Tenasüh iddiasında bulunan üç grup insan vardır: Bunlar, birkaç çocuktan, psikopat ve ideolojik düzenbazdan ibarettir.
Bugüne kadar, sadece birkaç çocuk, başka cesetlerde yaşadıklarını iddia etmişlerdir. Hâlbuki altı veya yedi yaşlarındaki bu çocukların sözleri, hukuk ve ilim açısından bir değer taşımaz. Çünkü bunlar reşit değildirler. Kendi çocukluk dünyalarını yaşayan, temyize henüz kabil olmayan, hayâl ile gerçeği ayırt edemeyen tufeylilerin sözleriyle bir mes’ele isbat edilemez. Zira çevrelerini kendileriyle meşgul etmek, ilgilerini çekmek, itibarlarını yükseltmek, tanınmak ve “aferin” almak gibi birtakım psikolojik te’sirler altında kalabilirler. O hâlde, onların ciddiyetten uzak, hayâl mahsûlü konuşmalarının hukukî ve ilmî bir değeri olamaz. Zaten, tesbitlere göre, kendilerine tenasüh isnat edilen bu çocukların, sayıları üç-beş kişiyi geçmemektedir. İşte, bütün tenâsühçülerin dayandıkları delil ve bağlandıkları ip bu çocukların saçmasapan sözlerinden ibarettir.

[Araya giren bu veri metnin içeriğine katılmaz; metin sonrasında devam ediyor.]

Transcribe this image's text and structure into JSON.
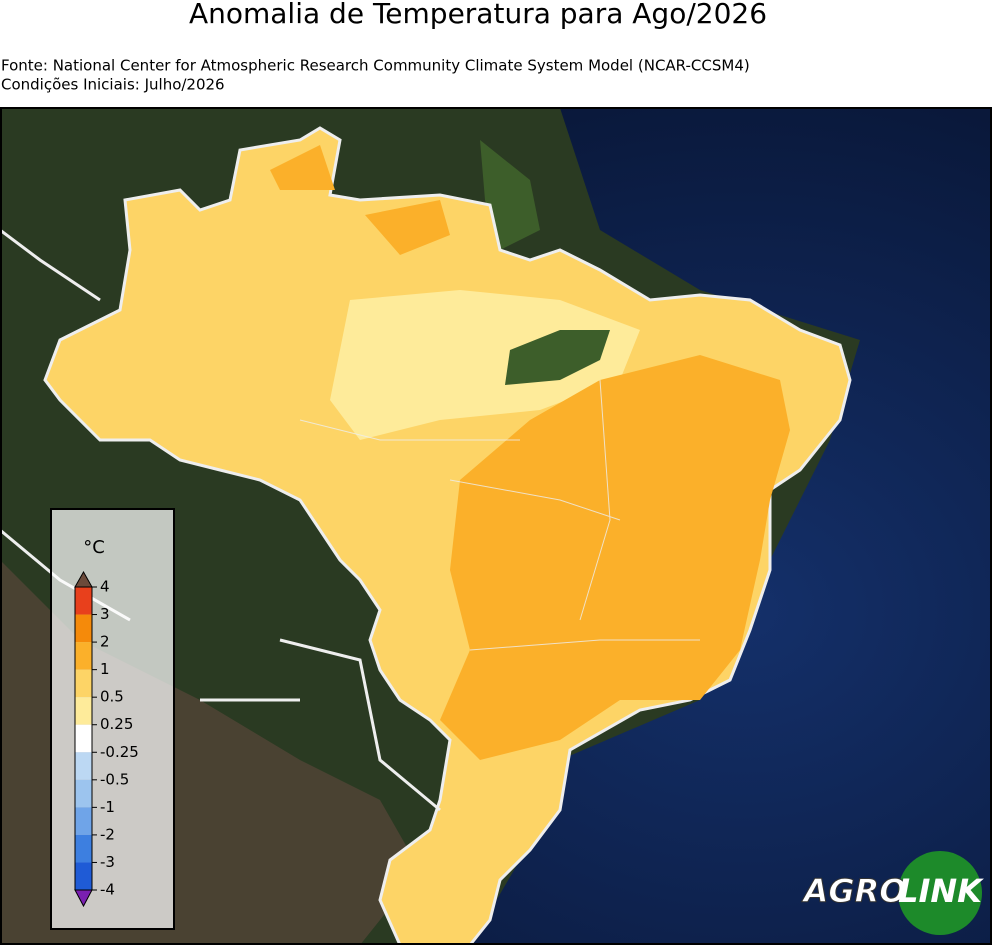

Psikopatlara gelince, bunların aklî muvazeneleri bozuktur; ifadelerinde çok yönlü çelişkiler mevcuttur. Ciddî bir tedaviye muhtaç olan bu insanların ifadeleri üzerinde yorum yapmanın abes olduğu açıktır. Bunların beyanları da hukuk açısından geçersizdir; itibar olunamaz.
Tenasüh fikrini kabullenen üçüncü grup da belli bir ideoloji namına hareket eden samimiyetsiz ve kasıtlı kişilerdir. Allah’a ve âhirete inanmayan bir kısım dinsiz ve materyalist insanlar kasten, milleti ifsat etmek, dinî temayülleri kırmak, umumî itikad ve inancı sarsmak için, para ve menfaat karşılığında uydurma vak’alar hazırlamakta, üç-beş zavallıyı teyp gibi kurup, umumî efkârı bulandırmak istemektedirler.
Netice olarak, birkaç çocuğun, bir grub psikopatın ve birtakım kasıtlı kişilerin asılsız iddialarına dayanan bu hurafeye hakikat kisvesi giydirilemez.